„Pies w koronie”

    0
    871

    Koronawirus i wszystkie niedogodności z nim związane stały się naszą codziennością. Dodatkowe utrudnienia mają jednak właściciele psów. Przymusowa kwarantanna jest smutną koniecznością, a za jej nieprzestrzeganie może spotkać nas surowa pieniężna kara. Kiedy przyjdzie nam się zmierzyć z taką sytuacją, pojawia się wiele problemów wymagających natychmiastowego rozwiązania. Dla posiadaczy czworonogów pierwszorzędną kwestią będzie opieka nad ich pupilami, a w szczególności spacery z nimi.

    Niestety, nie każdy psi opiekun ma możliwość przekazania swojego zwierzęcia rodzinie lub znajomym. Naprzeciw wychodzi tu inicjatywa „Pies w koronie”, stworzona przez grupę wolontariuszy już na początku pandemii, w połowie marca.

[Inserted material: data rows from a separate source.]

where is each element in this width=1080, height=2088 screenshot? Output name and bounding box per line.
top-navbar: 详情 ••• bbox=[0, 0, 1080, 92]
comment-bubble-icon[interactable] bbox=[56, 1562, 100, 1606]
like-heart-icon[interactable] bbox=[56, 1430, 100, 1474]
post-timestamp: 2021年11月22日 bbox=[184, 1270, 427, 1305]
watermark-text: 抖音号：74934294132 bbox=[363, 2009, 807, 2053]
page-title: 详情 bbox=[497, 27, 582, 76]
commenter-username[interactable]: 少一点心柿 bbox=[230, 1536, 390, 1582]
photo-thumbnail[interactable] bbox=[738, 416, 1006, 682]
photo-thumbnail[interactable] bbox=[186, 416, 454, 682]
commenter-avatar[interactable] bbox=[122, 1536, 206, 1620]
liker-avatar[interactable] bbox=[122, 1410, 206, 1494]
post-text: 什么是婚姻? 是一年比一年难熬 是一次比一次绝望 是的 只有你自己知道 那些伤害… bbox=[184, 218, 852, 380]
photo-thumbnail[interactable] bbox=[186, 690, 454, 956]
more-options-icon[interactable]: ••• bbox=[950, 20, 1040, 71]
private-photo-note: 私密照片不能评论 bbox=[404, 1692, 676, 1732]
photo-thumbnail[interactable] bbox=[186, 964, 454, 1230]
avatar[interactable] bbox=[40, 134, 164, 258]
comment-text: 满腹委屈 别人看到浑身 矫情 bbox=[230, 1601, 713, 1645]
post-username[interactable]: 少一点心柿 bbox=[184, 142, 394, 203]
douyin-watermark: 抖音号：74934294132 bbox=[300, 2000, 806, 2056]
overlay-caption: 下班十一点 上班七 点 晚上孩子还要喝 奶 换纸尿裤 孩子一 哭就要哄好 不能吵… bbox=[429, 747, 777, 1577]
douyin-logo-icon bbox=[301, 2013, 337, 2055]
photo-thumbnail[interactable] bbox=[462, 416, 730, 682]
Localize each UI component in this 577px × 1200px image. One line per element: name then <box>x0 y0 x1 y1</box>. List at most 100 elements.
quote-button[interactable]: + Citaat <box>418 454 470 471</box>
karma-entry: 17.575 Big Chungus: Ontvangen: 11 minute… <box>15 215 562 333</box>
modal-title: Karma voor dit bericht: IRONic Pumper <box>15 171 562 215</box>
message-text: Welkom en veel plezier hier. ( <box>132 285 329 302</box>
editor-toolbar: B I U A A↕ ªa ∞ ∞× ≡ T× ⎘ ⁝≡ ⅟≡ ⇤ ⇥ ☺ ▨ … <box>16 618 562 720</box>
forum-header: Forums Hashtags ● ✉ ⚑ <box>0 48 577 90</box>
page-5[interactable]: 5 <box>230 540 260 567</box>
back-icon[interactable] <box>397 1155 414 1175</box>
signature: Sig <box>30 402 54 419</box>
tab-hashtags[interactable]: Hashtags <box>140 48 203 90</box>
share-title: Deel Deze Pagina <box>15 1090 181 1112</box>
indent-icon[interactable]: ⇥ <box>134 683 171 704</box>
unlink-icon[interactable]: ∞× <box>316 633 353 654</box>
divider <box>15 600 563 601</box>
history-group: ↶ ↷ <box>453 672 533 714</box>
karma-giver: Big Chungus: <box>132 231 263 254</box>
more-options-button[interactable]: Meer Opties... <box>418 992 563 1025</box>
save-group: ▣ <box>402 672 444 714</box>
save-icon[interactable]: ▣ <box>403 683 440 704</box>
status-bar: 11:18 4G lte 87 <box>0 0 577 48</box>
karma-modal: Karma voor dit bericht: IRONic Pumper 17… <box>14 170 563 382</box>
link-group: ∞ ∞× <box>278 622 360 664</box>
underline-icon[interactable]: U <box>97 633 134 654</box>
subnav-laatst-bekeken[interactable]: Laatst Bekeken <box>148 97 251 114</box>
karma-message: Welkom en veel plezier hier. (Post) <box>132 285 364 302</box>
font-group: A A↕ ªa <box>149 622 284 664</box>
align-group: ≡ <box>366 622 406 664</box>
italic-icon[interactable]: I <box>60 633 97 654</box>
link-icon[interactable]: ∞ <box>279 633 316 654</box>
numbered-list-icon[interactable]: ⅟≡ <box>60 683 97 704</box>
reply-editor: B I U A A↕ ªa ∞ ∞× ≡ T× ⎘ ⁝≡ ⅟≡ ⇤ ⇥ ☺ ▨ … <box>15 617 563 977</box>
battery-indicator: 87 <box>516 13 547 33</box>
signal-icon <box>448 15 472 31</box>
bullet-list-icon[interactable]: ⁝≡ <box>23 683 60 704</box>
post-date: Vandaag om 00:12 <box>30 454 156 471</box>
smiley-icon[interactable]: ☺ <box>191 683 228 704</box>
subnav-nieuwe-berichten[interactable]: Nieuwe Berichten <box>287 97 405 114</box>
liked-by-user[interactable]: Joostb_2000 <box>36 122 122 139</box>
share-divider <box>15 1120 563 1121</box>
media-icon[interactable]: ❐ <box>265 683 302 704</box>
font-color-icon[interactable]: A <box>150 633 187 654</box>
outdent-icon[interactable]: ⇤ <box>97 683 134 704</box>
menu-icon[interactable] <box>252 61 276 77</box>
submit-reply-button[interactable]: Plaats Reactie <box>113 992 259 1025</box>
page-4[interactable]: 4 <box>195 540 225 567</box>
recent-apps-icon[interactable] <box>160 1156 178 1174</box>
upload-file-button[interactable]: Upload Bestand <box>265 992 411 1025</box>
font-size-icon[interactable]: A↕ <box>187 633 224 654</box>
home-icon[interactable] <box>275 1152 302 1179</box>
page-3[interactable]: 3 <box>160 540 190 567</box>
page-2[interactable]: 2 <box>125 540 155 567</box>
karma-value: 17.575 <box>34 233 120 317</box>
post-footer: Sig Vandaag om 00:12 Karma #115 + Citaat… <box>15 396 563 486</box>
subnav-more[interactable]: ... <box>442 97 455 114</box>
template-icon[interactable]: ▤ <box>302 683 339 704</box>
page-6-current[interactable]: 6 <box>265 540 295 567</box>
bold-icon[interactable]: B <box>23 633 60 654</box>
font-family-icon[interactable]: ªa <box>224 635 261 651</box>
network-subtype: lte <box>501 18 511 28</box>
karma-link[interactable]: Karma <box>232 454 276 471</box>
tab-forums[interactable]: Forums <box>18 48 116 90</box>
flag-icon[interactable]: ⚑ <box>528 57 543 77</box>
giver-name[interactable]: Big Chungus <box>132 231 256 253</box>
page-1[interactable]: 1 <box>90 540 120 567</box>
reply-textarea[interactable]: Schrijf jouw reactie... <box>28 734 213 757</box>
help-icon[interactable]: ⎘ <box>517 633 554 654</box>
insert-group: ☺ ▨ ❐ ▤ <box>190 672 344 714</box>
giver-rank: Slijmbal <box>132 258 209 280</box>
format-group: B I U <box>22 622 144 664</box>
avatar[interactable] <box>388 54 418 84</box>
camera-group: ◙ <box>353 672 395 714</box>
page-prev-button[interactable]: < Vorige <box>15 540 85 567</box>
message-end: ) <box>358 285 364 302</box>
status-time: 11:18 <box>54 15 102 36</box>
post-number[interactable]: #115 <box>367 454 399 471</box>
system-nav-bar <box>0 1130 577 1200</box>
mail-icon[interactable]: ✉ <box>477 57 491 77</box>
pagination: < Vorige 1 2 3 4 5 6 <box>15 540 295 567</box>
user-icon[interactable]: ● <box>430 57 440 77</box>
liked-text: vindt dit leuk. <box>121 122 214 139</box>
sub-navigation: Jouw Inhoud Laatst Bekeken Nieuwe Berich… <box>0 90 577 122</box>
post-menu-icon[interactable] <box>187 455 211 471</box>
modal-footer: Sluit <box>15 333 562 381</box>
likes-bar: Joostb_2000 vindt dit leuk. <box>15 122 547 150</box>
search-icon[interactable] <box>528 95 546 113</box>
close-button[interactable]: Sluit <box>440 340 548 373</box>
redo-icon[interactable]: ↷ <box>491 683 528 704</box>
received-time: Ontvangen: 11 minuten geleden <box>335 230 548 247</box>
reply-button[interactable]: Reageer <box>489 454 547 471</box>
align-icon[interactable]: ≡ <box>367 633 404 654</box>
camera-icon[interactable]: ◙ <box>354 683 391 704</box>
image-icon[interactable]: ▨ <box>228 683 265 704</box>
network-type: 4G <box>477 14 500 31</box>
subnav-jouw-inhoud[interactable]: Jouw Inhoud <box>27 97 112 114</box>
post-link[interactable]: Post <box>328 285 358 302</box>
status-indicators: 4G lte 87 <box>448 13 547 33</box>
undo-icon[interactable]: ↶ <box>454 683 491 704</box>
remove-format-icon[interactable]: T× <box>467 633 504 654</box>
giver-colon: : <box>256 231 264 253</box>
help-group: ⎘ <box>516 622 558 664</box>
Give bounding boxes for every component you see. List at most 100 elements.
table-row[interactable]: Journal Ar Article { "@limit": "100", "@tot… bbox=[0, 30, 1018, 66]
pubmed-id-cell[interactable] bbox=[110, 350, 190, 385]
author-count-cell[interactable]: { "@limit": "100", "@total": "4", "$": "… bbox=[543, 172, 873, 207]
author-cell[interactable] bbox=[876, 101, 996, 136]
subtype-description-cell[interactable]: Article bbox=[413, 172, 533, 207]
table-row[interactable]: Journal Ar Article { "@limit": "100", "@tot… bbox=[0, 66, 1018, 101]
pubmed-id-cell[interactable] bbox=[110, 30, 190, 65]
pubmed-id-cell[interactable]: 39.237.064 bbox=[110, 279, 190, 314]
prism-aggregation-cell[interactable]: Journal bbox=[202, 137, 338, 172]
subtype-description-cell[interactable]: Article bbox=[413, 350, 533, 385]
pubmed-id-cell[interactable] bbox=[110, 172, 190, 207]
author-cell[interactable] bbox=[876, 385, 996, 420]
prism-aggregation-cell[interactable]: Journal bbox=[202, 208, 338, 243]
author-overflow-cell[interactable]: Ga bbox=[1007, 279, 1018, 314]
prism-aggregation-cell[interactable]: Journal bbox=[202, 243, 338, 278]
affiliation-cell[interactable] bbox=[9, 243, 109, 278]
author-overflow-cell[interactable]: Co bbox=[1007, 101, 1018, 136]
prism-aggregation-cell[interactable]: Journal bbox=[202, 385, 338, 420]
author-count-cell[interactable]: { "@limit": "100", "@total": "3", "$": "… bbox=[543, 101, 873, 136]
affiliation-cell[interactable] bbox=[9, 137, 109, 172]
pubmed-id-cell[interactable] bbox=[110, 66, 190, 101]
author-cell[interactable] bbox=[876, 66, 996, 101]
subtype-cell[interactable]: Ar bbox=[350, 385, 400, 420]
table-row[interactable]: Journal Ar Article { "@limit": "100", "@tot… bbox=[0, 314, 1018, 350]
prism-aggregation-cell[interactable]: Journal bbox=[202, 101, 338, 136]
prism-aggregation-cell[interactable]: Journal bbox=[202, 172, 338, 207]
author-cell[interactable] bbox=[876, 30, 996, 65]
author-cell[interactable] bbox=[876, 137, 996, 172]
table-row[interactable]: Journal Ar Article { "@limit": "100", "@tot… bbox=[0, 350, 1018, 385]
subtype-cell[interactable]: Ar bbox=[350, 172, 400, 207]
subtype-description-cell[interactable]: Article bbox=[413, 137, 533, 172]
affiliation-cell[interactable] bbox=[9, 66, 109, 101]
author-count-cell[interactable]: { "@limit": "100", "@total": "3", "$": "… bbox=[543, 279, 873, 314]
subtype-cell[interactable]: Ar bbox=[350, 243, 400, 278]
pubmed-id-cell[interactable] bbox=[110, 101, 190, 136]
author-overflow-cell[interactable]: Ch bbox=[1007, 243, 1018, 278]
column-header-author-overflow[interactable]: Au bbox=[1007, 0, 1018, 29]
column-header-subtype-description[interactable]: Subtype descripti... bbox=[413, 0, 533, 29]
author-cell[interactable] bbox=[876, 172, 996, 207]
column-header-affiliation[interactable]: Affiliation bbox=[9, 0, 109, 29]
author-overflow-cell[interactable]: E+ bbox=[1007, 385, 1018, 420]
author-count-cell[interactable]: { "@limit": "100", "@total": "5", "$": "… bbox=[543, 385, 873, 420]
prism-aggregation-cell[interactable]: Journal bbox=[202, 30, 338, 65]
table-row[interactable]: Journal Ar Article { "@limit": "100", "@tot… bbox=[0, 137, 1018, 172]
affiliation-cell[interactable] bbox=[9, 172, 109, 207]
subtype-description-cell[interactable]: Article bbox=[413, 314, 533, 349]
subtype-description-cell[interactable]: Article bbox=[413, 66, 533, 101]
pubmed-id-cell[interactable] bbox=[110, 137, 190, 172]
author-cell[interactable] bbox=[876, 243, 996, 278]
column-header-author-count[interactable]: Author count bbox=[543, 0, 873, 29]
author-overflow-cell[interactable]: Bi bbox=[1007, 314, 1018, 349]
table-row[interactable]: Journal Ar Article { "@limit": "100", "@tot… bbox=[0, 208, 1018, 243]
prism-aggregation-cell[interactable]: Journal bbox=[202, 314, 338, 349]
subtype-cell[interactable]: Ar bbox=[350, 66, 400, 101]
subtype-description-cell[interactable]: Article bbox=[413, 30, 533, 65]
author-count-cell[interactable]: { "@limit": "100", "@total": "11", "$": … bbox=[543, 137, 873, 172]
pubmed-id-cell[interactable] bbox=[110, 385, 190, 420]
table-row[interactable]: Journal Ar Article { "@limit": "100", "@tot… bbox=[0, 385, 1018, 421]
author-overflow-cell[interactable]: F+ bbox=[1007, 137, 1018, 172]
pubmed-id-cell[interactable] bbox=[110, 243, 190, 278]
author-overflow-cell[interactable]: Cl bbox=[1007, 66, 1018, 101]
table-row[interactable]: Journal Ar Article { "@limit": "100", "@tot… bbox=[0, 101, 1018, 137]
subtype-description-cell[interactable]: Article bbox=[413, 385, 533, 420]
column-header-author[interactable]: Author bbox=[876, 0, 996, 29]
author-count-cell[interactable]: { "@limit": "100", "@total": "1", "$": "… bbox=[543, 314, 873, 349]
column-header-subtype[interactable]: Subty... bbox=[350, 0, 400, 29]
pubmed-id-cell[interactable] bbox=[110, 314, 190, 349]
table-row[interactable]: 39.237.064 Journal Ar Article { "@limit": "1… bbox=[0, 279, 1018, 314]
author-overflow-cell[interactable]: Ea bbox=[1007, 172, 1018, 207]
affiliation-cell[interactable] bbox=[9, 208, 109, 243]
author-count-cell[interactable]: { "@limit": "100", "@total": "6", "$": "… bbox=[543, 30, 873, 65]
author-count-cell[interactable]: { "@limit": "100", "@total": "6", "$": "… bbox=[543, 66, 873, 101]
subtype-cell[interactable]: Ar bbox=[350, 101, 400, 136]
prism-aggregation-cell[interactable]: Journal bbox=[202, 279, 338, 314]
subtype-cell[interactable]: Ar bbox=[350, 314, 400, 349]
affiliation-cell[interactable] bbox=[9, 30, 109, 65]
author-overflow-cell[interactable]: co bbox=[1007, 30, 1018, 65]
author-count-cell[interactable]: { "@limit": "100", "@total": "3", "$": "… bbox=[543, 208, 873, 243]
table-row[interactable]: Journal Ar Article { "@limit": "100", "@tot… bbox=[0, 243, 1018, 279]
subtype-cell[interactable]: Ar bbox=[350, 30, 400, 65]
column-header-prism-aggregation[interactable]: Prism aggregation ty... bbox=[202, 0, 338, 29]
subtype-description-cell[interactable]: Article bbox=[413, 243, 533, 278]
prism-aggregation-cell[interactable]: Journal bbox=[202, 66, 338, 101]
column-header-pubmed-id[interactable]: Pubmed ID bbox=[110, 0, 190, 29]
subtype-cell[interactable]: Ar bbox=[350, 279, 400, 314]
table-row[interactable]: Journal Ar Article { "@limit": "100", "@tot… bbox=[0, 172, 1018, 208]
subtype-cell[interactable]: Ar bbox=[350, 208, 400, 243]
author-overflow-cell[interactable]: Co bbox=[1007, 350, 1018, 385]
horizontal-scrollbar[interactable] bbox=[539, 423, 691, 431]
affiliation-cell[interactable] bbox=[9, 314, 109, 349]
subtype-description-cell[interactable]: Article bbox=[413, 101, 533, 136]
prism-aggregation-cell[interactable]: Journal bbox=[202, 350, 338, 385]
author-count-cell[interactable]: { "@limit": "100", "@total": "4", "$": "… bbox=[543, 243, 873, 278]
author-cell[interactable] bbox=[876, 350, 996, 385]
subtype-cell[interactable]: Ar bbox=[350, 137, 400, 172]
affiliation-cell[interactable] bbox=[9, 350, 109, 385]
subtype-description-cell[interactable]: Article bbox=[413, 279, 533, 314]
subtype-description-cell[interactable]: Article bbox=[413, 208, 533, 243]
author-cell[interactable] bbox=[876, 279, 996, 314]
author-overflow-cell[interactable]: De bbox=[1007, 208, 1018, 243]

    Inicjatywa jest ogólnopolska. Akcja „Pies w koronie” ma swoją grupę na Facebooku o tej samej nazwie i to właśnie tam można zgłaszać chęć pomocy lub o nią prosić. Po dołączeniu do grupy należy swój wpis oznaczyć odpowiednimi hasztagami: #pomogę – jeśli oferuje się pomoc (tymczasowa opieka lub wyprowadzania psa), #potrzebuję – jeżeli potrzebuje się pomocy w opiece nad zwierzęciem, #miejscowość – dla ułatwienia poszukiwań.

    Według informacji podanych przez Główny Inspektorat Sanitarny zwierzęta nie przenoszą wirusa powodującego COVID-19, ale koronawirus może osiąść na ich futrze bądź materiale, który na sobie mają, dlatego w celu bezpiecznego przebiegu tej akcji pomysłodawcy podkreślają kilka istotnych zasad. Ważne, by przy przekazywaniu psa, nie dochodziło do kontaktu pomiędzy osobą poddaną kwarantannie lub samoizolacji oraz osobą, która go wyprowadza. Najlepszym rozwiązaniem jest wystawienie za drzwi psa z założoną już obrożą i przypiętą do niej smyczą. Najlepiej, by osoba wyprowadzająca zwierzę, miała założone rękawiczki jednorazowe, które powinna zdjąć zaraz po odprowadzeniu pupila do domu. Płyn do dezynfekcji to także obowiązkowy punkt na liście osoby niosącej pomoc. Twórcy inicjatywy informują, że dobrym pomysłem jest zawiązanie na smyczy żółtej wstążki. Będzie to znak dla innych osób spacerujących z psami, aby nie podchodzili – nie chodzi o ryzyko zarażenia, tylko o informację, że pies nie jest nasz i może nie czuć się komfortowo w kontakcie z obcymi zwierzętami lub ludźmi, bez obecności swojego właściciela.

    Jak akcja „Pies w koronie” sprawdza się realnie i lokalnie? Poprosiliśmy o komentarz jedną z tyszanek, która zamieściła post na facebookowej grupie w tym miesiącu. – Na swoim profilu zamieściłam post z prośbą o pomoc, kiedy znaleźliśmy się na kwarantannie. Ktoś w komentarzu napisał o tej grupie. Cała akcja – począwszy od wystosowania prośby do „admina” o dołączenie do grupy, aż do ustalenia grafiku spacerów trwała może 1,5 godziny. Działania są bardzo dobrze skoordynowane przez administratora. Najbardziej niesamowity jest rozmiar bezinteresowności obcych ludzi – podsumowała tyszanka.

    Do facebookowej grupy należy już ponad 70 tys. osób i grono to stale się powiększa. Społeczna akcja posiada również swój fanpage i stronę internetową – www.pieswkoronie.org, gdzie można znaleźć wszelkie dodatkowe informacje.